AtomContainerManipulator.convertImplicitToExplicitHydrogens(
molecule
);
println "Atom count: $molecule.atomCount"
which reports for the running methane example:
Atom count: 1
.. adding explicit hydrogens ..
Atom count: 5
Another bit of information missing from the input is often 2D coordinates.
To generate 2D coordinates, the StructureDiagramGenerator
can be
used:
Script 14.9 code/Layout.groovy
butanol = smilesParser.parseSmiles("CCC(O)C")
sdg = new StructureDiagramGenerator();
sdg.setMolecule(butanol);
sdg.generateCoordinates(new Vector2d(0, 1));
butanol = sdg.getMolecule();
for (atom in butanol.atoms()) {
println atom.getSymbol() + ": " +
atom.getPoint2d()
}
which will generate the coordinate starting with an initial direction:
C: (0.9742785792574944, 2.0624999999999982)
C: (-0.32475952641916295, 2.8125)
C: (-1.6237976320958227, 2.062500000000002)
O: (-1.6237976320958263, 0.5625000000000024)
C: (-2.9228357377724787, 2.812500000000007)

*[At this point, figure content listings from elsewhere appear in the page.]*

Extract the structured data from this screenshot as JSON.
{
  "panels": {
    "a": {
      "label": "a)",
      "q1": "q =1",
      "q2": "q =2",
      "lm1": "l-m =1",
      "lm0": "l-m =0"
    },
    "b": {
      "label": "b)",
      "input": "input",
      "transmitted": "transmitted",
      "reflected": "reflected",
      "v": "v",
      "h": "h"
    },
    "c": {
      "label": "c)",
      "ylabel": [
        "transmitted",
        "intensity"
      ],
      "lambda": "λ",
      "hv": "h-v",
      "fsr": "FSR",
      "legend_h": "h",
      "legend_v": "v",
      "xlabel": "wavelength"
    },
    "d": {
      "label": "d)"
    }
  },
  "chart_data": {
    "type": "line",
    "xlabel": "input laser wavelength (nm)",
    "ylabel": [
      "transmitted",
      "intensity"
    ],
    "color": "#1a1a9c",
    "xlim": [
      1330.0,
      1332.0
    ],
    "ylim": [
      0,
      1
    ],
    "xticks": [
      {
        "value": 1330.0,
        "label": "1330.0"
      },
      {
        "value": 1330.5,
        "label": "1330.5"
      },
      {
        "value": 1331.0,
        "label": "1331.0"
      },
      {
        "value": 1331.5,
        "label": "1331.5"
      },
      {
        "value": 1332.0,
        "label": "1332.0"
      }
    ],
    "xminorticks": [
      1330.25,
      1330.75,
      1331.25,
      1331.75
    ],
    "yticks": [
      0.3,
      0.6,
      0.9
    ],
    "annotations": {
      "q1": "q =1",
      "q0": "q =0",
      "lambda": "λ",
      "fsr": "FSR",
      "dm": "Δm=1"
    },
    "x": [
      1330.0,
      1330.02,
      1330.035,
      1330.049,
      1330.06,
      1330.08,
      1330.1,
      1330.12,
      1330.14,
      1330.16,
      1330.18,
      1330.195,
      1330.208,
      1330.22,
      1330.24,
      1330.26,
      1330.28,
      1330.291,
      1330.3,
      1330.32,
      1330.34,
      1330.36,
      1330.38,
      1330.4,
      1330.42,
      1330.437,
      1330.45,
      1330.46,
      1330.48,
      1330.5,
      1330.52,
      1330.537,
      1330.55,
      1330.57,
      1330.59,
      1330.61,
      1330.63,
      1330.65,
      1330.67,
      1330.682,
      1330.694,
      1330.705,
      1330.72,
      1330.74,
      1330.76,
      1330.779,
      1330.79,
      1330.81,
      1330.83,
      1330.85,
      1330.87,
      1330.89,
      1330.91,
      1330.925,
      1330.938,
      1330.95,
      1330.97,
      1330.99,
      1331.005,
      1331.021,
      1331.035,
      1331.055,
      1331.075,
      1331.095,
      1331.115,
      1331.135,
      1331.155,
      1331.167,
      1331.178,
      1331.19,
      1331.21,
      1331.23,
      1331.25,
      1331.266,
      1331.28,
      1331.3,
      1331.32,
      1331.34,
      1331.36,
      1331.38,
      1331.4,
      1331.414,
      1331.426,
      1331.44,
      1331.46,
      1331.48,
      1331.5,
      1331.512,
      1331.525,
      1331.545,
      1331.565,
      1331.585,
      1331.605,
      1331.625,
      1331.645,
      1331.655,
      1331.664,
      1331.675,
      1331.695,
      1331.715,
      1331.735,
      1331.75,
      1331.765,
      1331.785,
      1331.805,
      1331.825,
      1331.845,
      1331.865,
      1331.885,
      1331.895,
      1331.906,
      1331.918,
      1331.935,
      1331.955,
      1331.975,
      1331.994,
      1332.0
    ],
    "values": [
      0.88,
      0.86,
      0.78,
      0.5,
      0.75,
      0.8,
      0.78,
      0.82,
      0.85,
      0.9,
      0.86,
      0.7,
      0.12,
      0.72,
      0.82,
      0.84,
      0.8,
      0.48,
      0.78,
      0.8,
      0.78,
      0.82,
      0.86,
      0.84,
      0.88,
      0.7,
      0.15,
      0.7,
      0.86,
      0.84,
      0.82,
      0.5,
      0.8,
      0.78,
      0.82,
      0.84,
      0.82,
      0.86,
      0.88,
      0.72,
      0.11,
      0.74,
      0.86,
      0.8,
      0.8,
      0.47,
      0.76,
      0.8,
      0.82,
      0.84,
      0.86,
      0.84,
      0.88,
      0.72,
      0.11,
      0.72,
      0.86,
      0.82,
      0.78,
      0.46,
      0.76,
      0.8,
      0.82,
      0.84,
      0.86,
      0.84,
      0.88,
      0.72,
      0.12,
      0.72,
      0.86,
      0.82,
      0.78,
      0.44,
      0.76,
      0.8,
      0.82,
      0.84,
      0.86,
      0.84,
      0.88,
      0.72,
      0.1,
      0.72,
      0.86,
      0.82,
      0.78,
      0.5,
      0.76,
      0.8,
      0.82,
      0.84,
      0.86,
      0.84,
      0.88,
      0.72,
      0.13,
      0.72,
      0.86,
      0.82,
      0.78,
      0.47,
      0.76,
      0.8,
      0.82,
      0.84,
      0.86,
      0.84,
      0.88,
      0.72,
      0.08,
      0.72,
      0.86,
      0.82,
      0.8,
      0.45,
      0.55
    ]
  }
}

Mass spectrometry (MS) is a technology where the experiment yields monoisotopic
masses for molecules. In order to analyze these further, it is common to convert
them to molecular formula. The MassToFormulaTool
has functionality
to determine these missing formulae. Miguel Rojas-Chertó developed this code
for use in metabolomics [1]. Basic usage looks like:
Script 14.10 code/MissingMF.groovy
tool = new MassToFormulaTool(
SilentChemObjectBuilder.getInstance()
)
mfSet = tool.generate(133.0968);
for (mf in mfSet) {
println MolecularFormulaManipulator.getString(mf)
}
This will create a long list of possible molecular formula. It is important to realize that it looks only at what molecular formula are possible with respect to the corresponding mass. This means that it will include chemically unlikely molecular formulae:
C3H11N5O
C5H13N2O2
C2H15NO5
CH9N8
H13N4O4
C10H13
C9H11N
CH15N3O4
C6H13O3
C2H11N7
C4H11N3O2
C4H13N4O
C2H9N6O
C6H15NO2
CH13N2O5
H7N9
C8H9N2
H15N5O3
C5H11NO3
C3H13N6
C3H9N4O2
C5H15N3O
C2H13O6
CH7N7O
H11N3O5
C9H9O
C7H7N3
C4H9N2O3
C4H15N5
C2H7N5O2
CH11NO6
H5N8O
C8H7NO
C6H5N4
C5H9O4
C3H7N3O3
CH5N6O2
This is overcome by setting restrictions. For example, we can put restrictions on the number of elements we allow in the matched formulae:
Script 14.11 code/MissingMFRestrictions.groovy
MolecularFormulaRange range =
new MolecularFormulaRange();
range.addIsotope( ifac.getMajorIsotope("C"), 8, 20);
range.addIsotope( ifac.getMajorIsotope("H"), 0, 20);
range.addIsotope( ifac.getMajorIsotope("O"), 0, 1);
range.addIsotope( ifac.getMajorIsotope("N"), 0, 1);
MolecularFormulaGenerator tool =
new MolecularFormulaGenerator(
SilentChemObjectBuilder.getInstance(),
133.0, 133.1, range
);
IMolecularFormulaSet mfSet = tool.getAllFormulas();
Now the list looks more chemical:
C11H 133.007825032
C9H11N 133.089149352
C9H9O 133.065339908
C8H7NO 133.052763844
Of course, this is a long way from actual chemical structures. An Open Source structure generator has been a long standing holy grail, and the CDK-based MAYGEN addresses this gap [2], though the also open source Surge is a good bit faster [3].